3.5.07

Voisin


Veel zinvols is er over de de auto's van een van de meest eigenzinnige, maar tegelijkertijd meest briljante autobouwers - ik heb het over Gabriel Voisin - in het Nederlands niet gepubliceerd. In mijn archief heb ik drie artikelen van Rudy Kousbroek, dat maakt het geconstateerde gebrek meteen goed, niet alleen door het niveau van zijn stukken, maar, en dat is minstens zo belangrijk, hij heeft Voisin goed gekend. Op het moment dat ik de laatste woorden van voorgaande zin opschrijf, voel ik niet alleen een lichte jaloezie, want wat moet het fantastisch geweest zijn om met, zoals Kousbroek hem omschrijft, deze combinatie van Voltaire, Edison en Céline te praten.
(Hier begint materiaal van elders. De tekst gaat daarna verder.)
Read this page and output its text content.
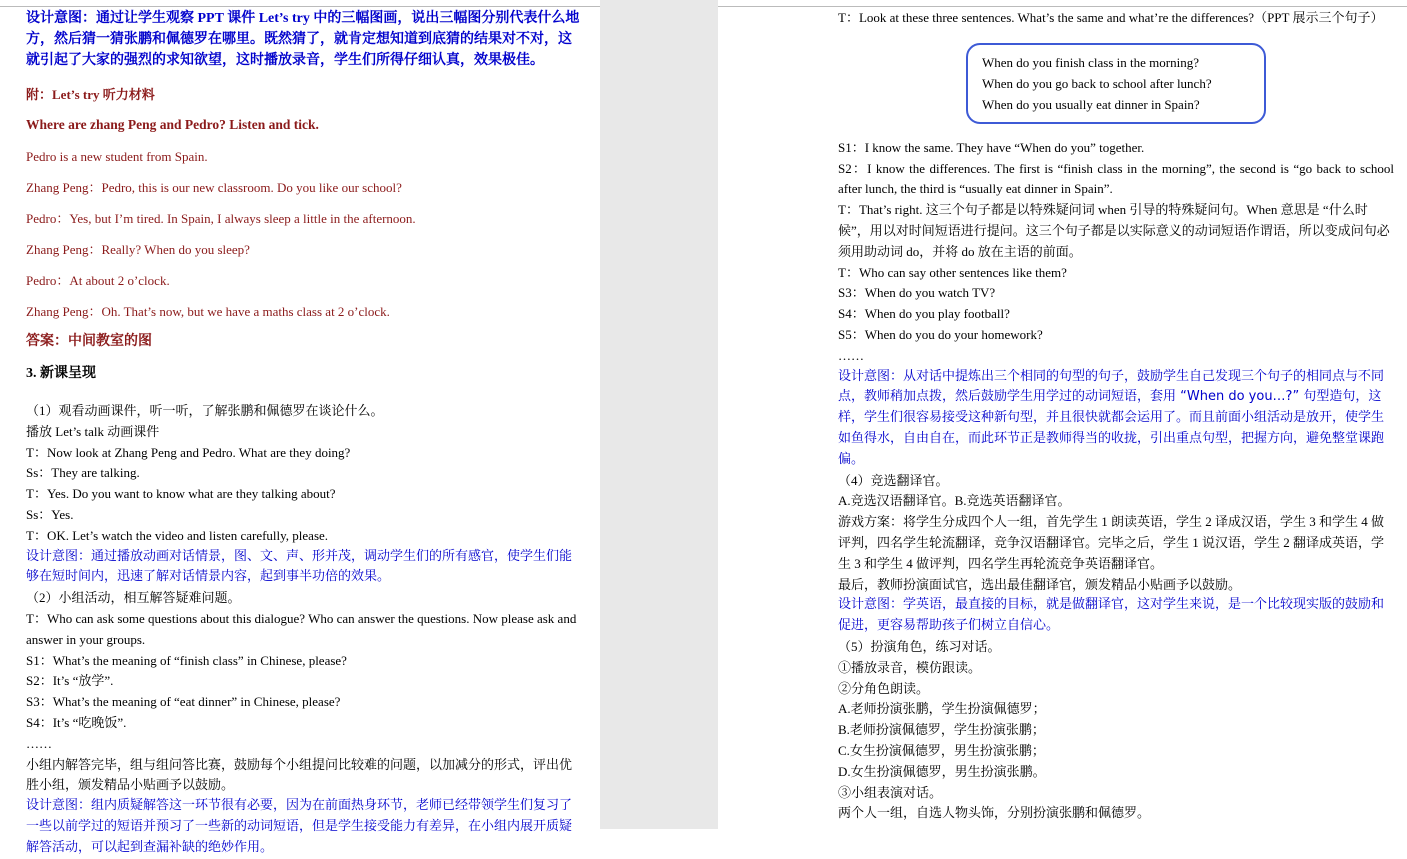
设计意图：通过让学生观察 PPT 课件 Let’s try 中的三幅图画，说出三幅图分别代表什么地方，然后猜一猜张鹏和佩德罗在哪里。既然猜了，就肯定想知道到底猜的结果对不对，这就引起了大家的强烈的求知欲望，这时播放录音，学生们所得仔细认真，效果极佳。

附：Let’s try 听力材料

Where are zhang Peng and Pedro? Listen and tick.

Pedro is a new student from Spain.

Zhang Peng：Pedro, this is our new classroom. Do you like our school?

Pedro：Yes, but I’m tired. In Spain, I always sleep a little in the afternoon.

Zhang Peng：Really? When do you sleep?

Pedro：At about 2 o’clock.

Zhang Peng：Oh. That’s now, but we have a maths class at 2 o’clock.

答案：中间教室的图

3. 新课呈现

（1）观看动画课件，听一听，了解张鹏和佩德罗在谈论什么。

播放 Let’s talk 动画课件

T：Now look at Zhang Peng and Pedro. What are they doing?

Ss：They are talking.

T：Yes. Do you want to know what are they talking about?

Ss：Yes.

T：OK. Let’s watch the video and listen carefully, please.

设计意图：通过播放动画对话情景，图、文、声、形并茂，调动学生们的所有感官，使学生们能够在短时间内，迅速了解对话情景内容，起到事半功倍的效果。

（2）小组活动，相互解答疑难问题。

T：Who can ask some questions about this dialogue? Who can answer the questions. Now please ask and answer in your groups.

S1：What’s the meaning of “finish class” in Chinese, please?

S2：It’s “放学”.

S3：What’s the meaning of “eat dinner” in Chinese, please?

S4：It’s “吃晚饭”.

……

小组内解答完毕，组与组问答比赛，鼓励每个小组提问比较难的问题，以加减分的形式，评出优胜小组，颁发精品小贴画予以鼓励。

设计意图：组内质疑解答这一环节很有必要，因为在前面热身环节，老师已经带领学生们复习了一些以前学过的短语并预习了一些新的动词短语，但是学生接受能力有差异，在小组内展开质疑解答活动，可以起到查漏补缺的绝妙作用。

T：Look at these three sentences. What’s the same and what’re the differences?（PPT 展示三个句子）

When do you finish class in the morning?

When do you go back to school after lunch?

When do you usually eat dinner in Spain?

S1：I know the same. They have “When do you” together.

S2：I know the differences. The first is “finish class in the morning”, the second is “go back to school after lunch, the third is “usually eat dinner in Spain”.

T：That’s right. 这三个句子都是以特殊疑问词 when 引导的特殊疑问句。When 意思是 “什么时候”，用以对时间短语进行提问。这三个句子都是以实际意义的动词短语作谓语，所以变成问句必须用助动词 do，并将 do 放在主语的前面。

T：Who can say other sentences like them?

S3：When do you watch TV?

S4：When do you play football?

S5：When do you do your homework?

……

设计意图：从对话中提炼出三个相同的句型的句子，鼓励学生自己发现三个句子的相同点与不同点，教师稍加点拨，然后鼓励学生用学过的动词短语，套用 “When do you…?” 句型造句，这样，学生们很容易接受这种新句型，并且很快就都会运用了。而且前面小组活动是放开，使学生如鱼得水，自由自在，而此环节正是教师得当的收拢，引出重点句型，把握方向，避免整堂课跑偏。

（4）竞选翻译官。

A.竞选汉语翻译官。B.竞选英语翻译官。

游戏方案：将学生分成四个人一组，首先学生 1 朗读英语，学生 2 译成汉语，学生 3 和学生 4 做评判，四名学生轮流翻译，竞争汉语翻译官。完毕之后，学生 1 说汉语，学生 2 翻译成英语，学生 3 和学生 4 做评判，四名学生再轮流竞争英语翻译官。

最后，教师扮演面试官，选出最佳翻译官，颁发精品小贴画予以鼓励。

设计意图：学英语，最直接的目标，就是做翻译官，这对学生来说，是一个比较现实版的鼓励和促进，更容易帮助孩子们树立自信心。

（5）扮演角色，练习对话。

①播放录音，模仿跟读。

②分角色朗读。

A.老师扮演张鹏，学生扮演佩德罗；

B.老师扮演佩德罗，学生扮演张鹏；

C.女生扮演佩德罗，男生扮演张鹏；

D.女生扮演佩德罗，男生扮演张鹏。

③小组表演对话。

两个人一组，自选人物头饰，分别扮演张鹏和佩德罗。
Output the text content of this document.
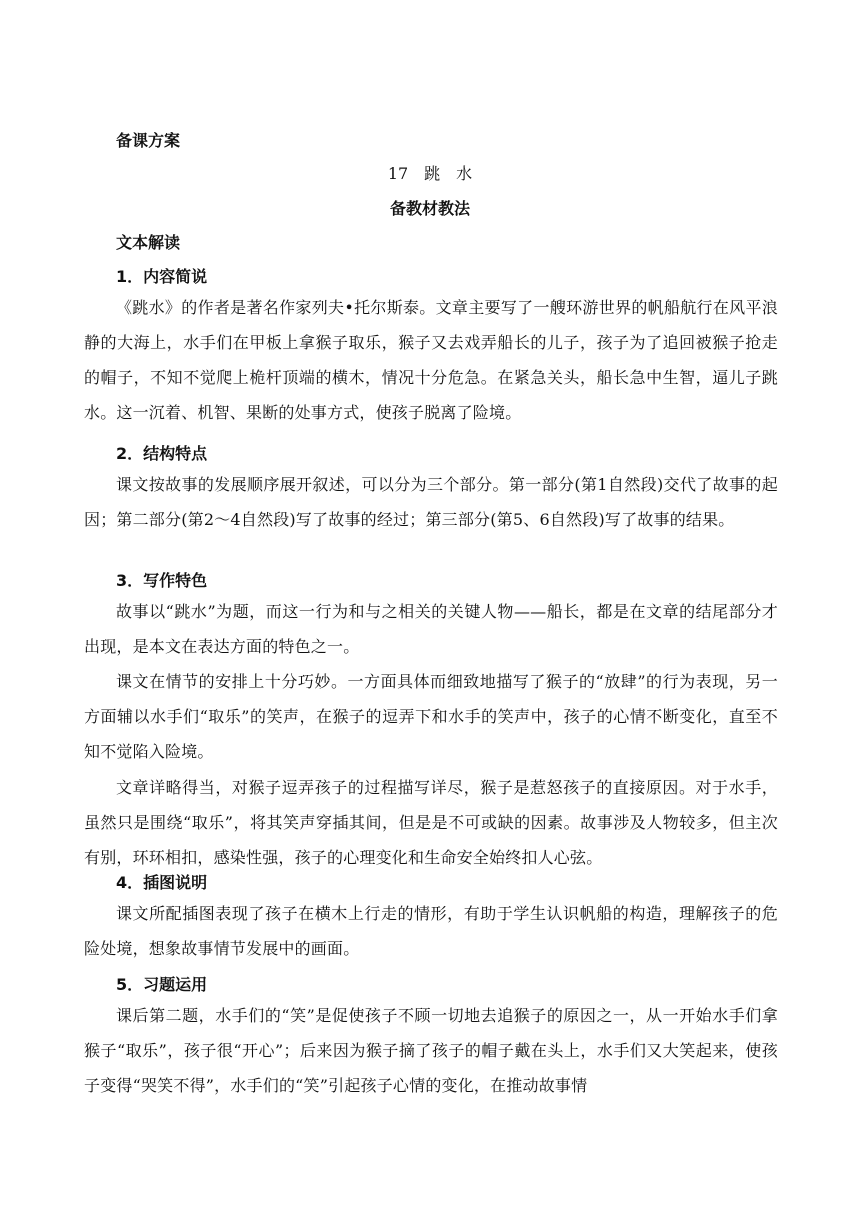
备课方案
17　跳　水
备教材教法
文本解读
1．内容简说

《跳水》的作者是著名作家列夫•托尔斯泰。文章主要写了一艘环游世界的帆船航行在风平浪静的大海上，水手们在甲板上拿猴子取乐，猴子又去戏弄船长的儿子，孩子为了追回被猴子抢走的帽子，不知不觉爬上桅杆顶端的横木，情况十分危急。在紧急关头，船长急中生智，逼儿子跳水。这一沉着、机智、果断的处事方式，使孩子脱离了险境。

2．结构特点

课文按故事的发展顺序展开叙述，可以分为三个部分。第一部分(第1自然段)交代了故事的起因；第二部分(第2～4自然段)写了故事的经过；第三部分(第5、6自然段)写了故事的结果。

3．写作特色

故事以“跳水”为题，而这一行为和与之相关的关键人物——船长，都是在文章的结尾部分才出现，是本文在表达方面的特色之一。

课文在情节的安排上十分巧妙。一方面具体而细致地描写了猴子的“放肆”的行为表现，另一方面辅以水手们“取乐”的笑声，在猴子的逗弄下和水手的笑声中，孩子的心情不断变化，直至不知不觉陷入险境。

文章详略得当，对猴子逗弄孩子的过程描写详尽，猴子是惹怒孩子的直接原因。对于水手，虽然只是围绕“取乐”，将其笑声穿插其间，但是是不可或缺的因素。故事涉及人物较多，但主次有别，环环相扣，感染性强，孩子的心理变化和生命安全始终扣人心弦。

4．插图说明

课文所配插图表现了孩子在横木上行走的情形，有助于学生认识帆船的构造，理解孩子的危险处境，想象故事情节发展中的画面。

5．习题运用

课后第二题，水手们的“笑”是促使孩子不顾一切地去追猴子的原因之一，从一开始水手们拿猴子“取乐”，孩子很“开心”；后来因为猴子摘了孩子的帽子戴在头上，水手们又大笑起来，使孩子变得“哭笑不得”，水手们的“笑”引起孩子心情的变化，在推动故事情
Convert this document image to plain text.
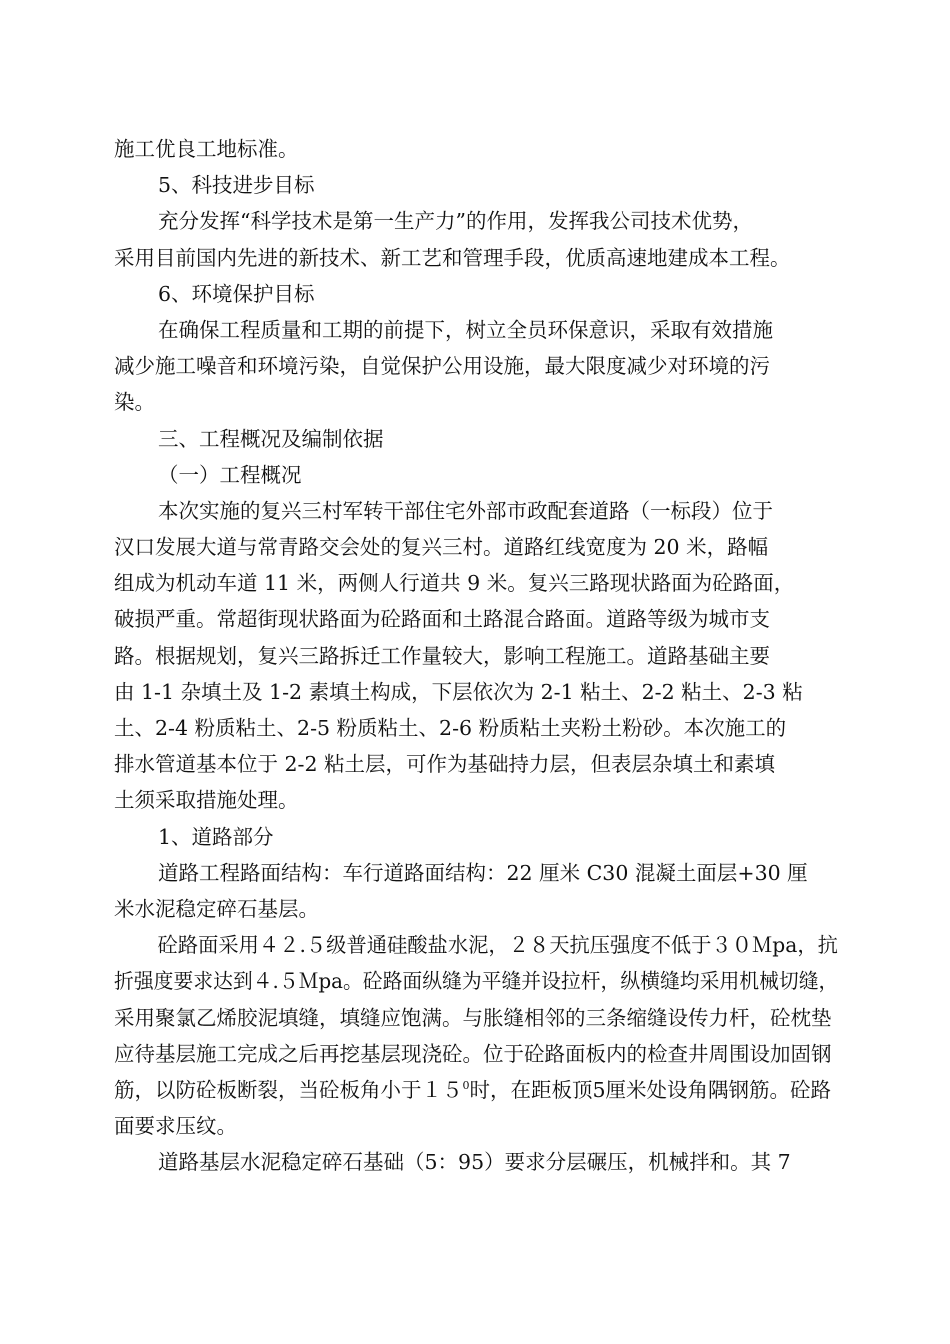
施工优良工地标准。
5、科技进步目标
充分发挥“科学技术是第一生产力”的作用，发挥我公司技术优势，
采用目前国内先进的新技术、新工艺和管理手段，优质高速地建成本工程。
6、环境保护目标
在确保工程质量和工期的前提下，树立全员环保意识，采取有效措施
减少施工噪音和环境污染，自觉保护公用设施，最大限度减少对环境的污
染。
三、工程概况及编制依据
（一）工程概况
本次实施的复兴三村军转干部住宅外部市政配套道路（一标段）位于
汉口发展大道与常青路交会处的复兴三村。道路红线宽度为 20 米，路幅
组成为机动车道 11 米，两侧人行道共 9 米。复兴三路现状路面为砼路面，
破损严重。常超街现状路面为砼路面和土路混合路面。道路等级为城市支
路。根据规划，复兴三路拆迁工作量较大，影响工程施工。道路基础主要
由 1-1 杂填土及 1-2 素填土构成，下层依次为 2-1 粘土、2-2 粘土、2-3 粘
土、2-4 粉质粘土、2-5 粉质粘土、2-6 粉质粘土夹粉土粉砂。本次施工的
排水管道基本位于 2-2 粘土层，可作为基础持力层，但表层杂填土和素填
土须采取措施处理。
1、道路部分
道路工程路面结构：车行道路面结构：22 厘米 C30 混凝土面层+30 厘
米水泥稳定碎石基层。
砼路面采用４２.５级普通硅酸盐水泥，２８天抗压强度不低于３０Ｍpa，抗
折强度要求达到４.５Ｍpa。砼路面纵缝为平缝并设拉杆，纵横缝均采用机械切缝，
采用聚氯乙烯胶泥填缝，填缝应饱满。与胀缝相邻的三条缩缝设传力杆，砼枕垫
应待基层施工完成之后再挖基层现浇砼。位于砼路面板内的检查井周围设加固钢
筋，以防砼板断裂，当砼板角小于$15^0$时，在距板顶5厘米处设角隅钢筋。砼路
面要求压纹。
道路基层水泥稳定碎石基础（5：95）要求分层碾压，机械拌和。其 7
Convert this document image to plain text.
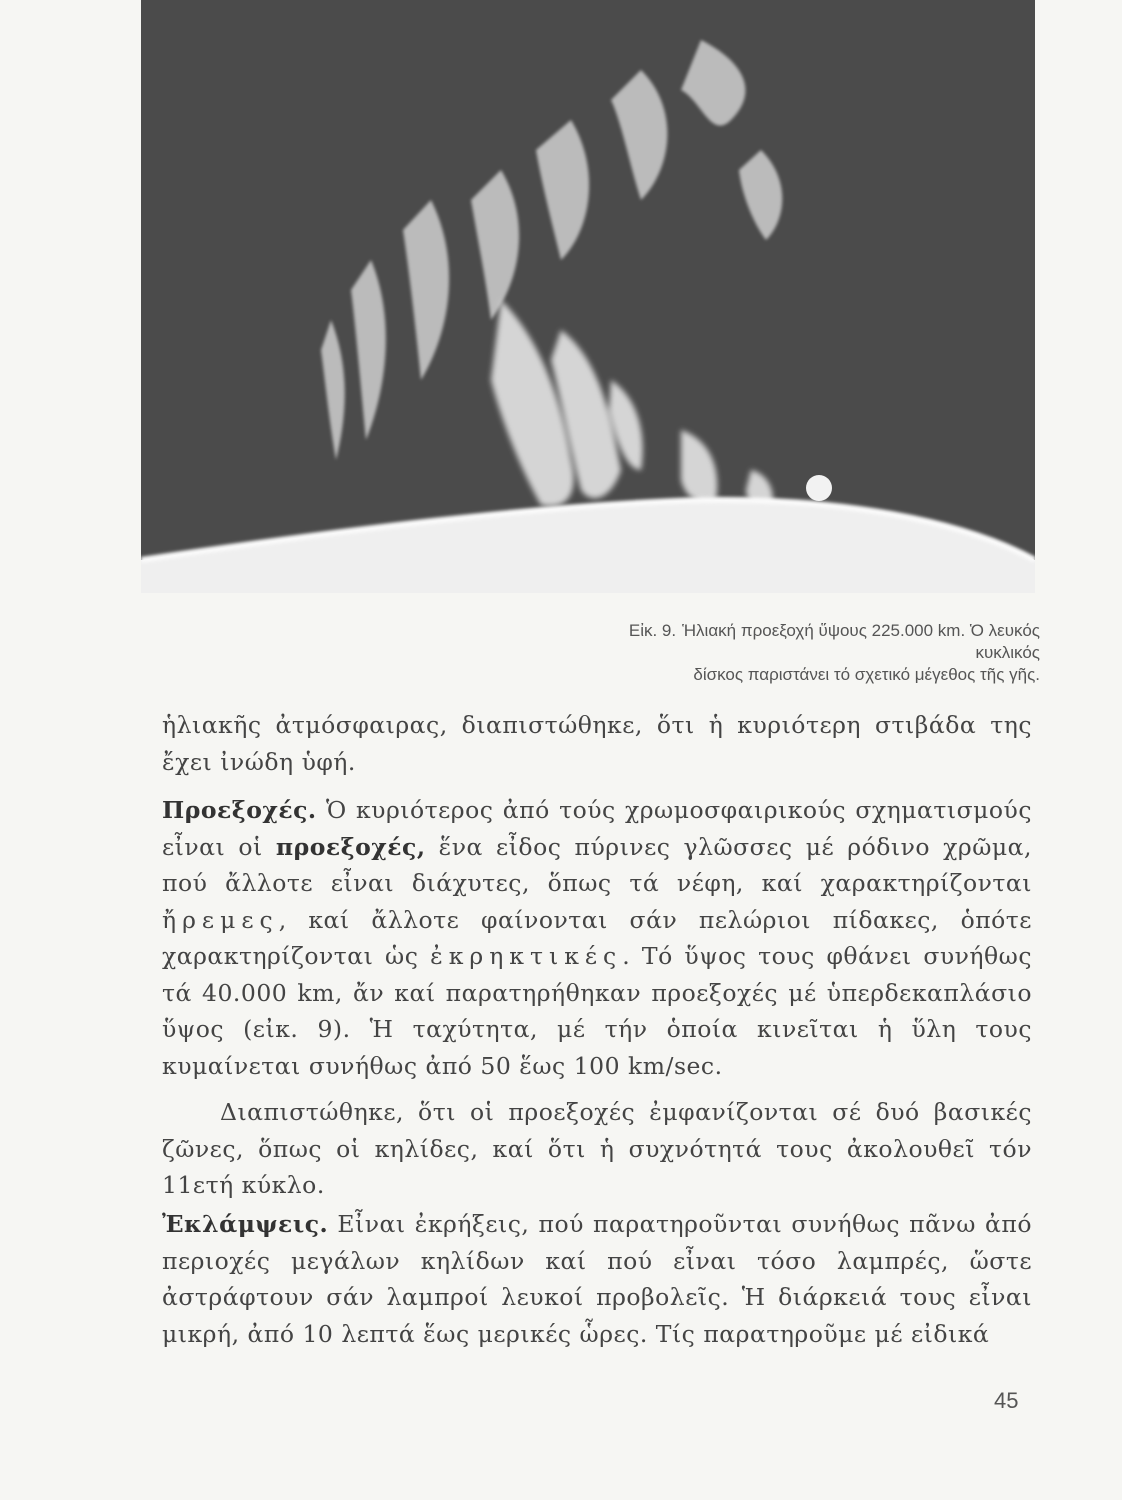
Εἰκ. 9. Ἡλιακή προεξοχή ὕψους 225.000 km. Ὁ λευκός κυκλικός
δίσκος παριστάνει τό σχετικό μέγεθος τῆς γῆς.

ἡλιακῆς ἀτμόσφαιρας, διαπιστώθηκε, ὅτι ἡ κυριότερη στιβάδα της ἔχει ἰνώδη ὑφή.

Προεξοχές. Ὁ κυριότερος ἀπό τούς χρωμοσφαιρικούς σχηματισμούς εἶναι οἱ προεξοχές, ἕνα εἶδος πύρινες γλῶσσες μέ ρόδινο χρῶμα, πού ἄλλοτε εἶναι διάχυτες, ὅπως τά νέφη, καί χαρακτηρίζονται ἤρεμες, καί ἄλλοτε φαίνονται σάν πελώριοι πίδακες, ὁπότε χαρακτηρίζονται ὡς ἐκρηκτικές. Τό ὕψος τους φθάνει συνήθως τά 40.000 km, ἄν καί παρατηρήθηκαν προεξοχές μέ ὑπερδεκαπλάσιο ὕψος (εἰκ. 9). Ἡ ταχύτητα, μέ τήν ὁποία κινεῖται ἡ ὕλη τους κυμαίνεται συνήθως ἀπό 50 ἕως 100 km/sec.

Διαπιστώθηκε, ὅτι οἱ προεξοχές ἐμφανίζονται σέ δυό βασικές ζῶνες, ὅπως οἱ κηλίδες, καί ὅτι ἡ συχνότητά τους ἀκολουθεῖ τόν 11ετή κύκλο.

Ἐκλάμψεις. Εἶναι ἐκρήξεις, πού παρατηροῦνται συνήθως πᾶνω ἀπό περιοχές μεγάλων κηλίδων καί πού εἶναι τόσο λαμπρές, ὥστε ἀστράφτουν σάν λαμπροί λευκοί προβολεῖς. Ἡ διάρκειά τους εἶναι μικρή, ἀπό 10 λεπτά ἕως μερικές ὧρες. Τίς παρατηροῦμε μέ εἰδικά

45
Kousbroeks eerste artikel over Voisin, dat ik bezit, verscheen op 8 september in "De Auto" van de KNAC, klaarblijkelijk had hij eerder iets voor dat blad gechreven, want boven het stuk staan redactionele excuses, omdat men hem voor Vlaming heeft versleten. Het tweede verscheen op 16 maart 1968 in de weekendbijlage van "Algemeen Handelsblad". Kousbroek veegt de vloer aan met het vodderige "Auto's van vroeger en nu" van J.D. Scheel. Ik citeer een schitterende zin uit die recensie: "Ik twijfel er niet aan dat het feit dat ik gemeend heb een bepaald onderwep in het boekje op de keper te moetn beschouwen, in plaats van me te bepalen tot het geijkte applausje, zal worden toegeschreven aan blinde boosaardigheid, maar dat mag geen reden zijn om J.D. Scheel niet eens diep in de ogen te kijken". Het derde werd op 4 januari 1974 gepubliceerd in het Cultureel Supplement van "NRC Handelsblad" naar aanleiding van de dood van Voisin. In dit artikel gaat het over het onrecht dat Voisin is aangedaan, terwijl anderen, zoals Farman en de gebroeders Wright met eer werden overladen.
Eerder schreef ik op dit weblog over mijn keuze van Voisin over Bugatti omdat ik een grote bewondering heb voor Voisins eigenzinnigheid die zich manifesteert in zijn hele oeuvre, of het nu gaat om zijn eerste auto uit 1899, zijn vliegtuigen, zijn auto's uit de jaren twintig en dertig, zijn door pedalen aangedreven "Vélogab" uit de oorlogsjaren of zijn naoorlogse "Biscooter".
Op de foto: de 28CV Sport Surbaissée Type C20, V12 schuivenmotor met een cylinderinhoud van 4890cc uit 1930.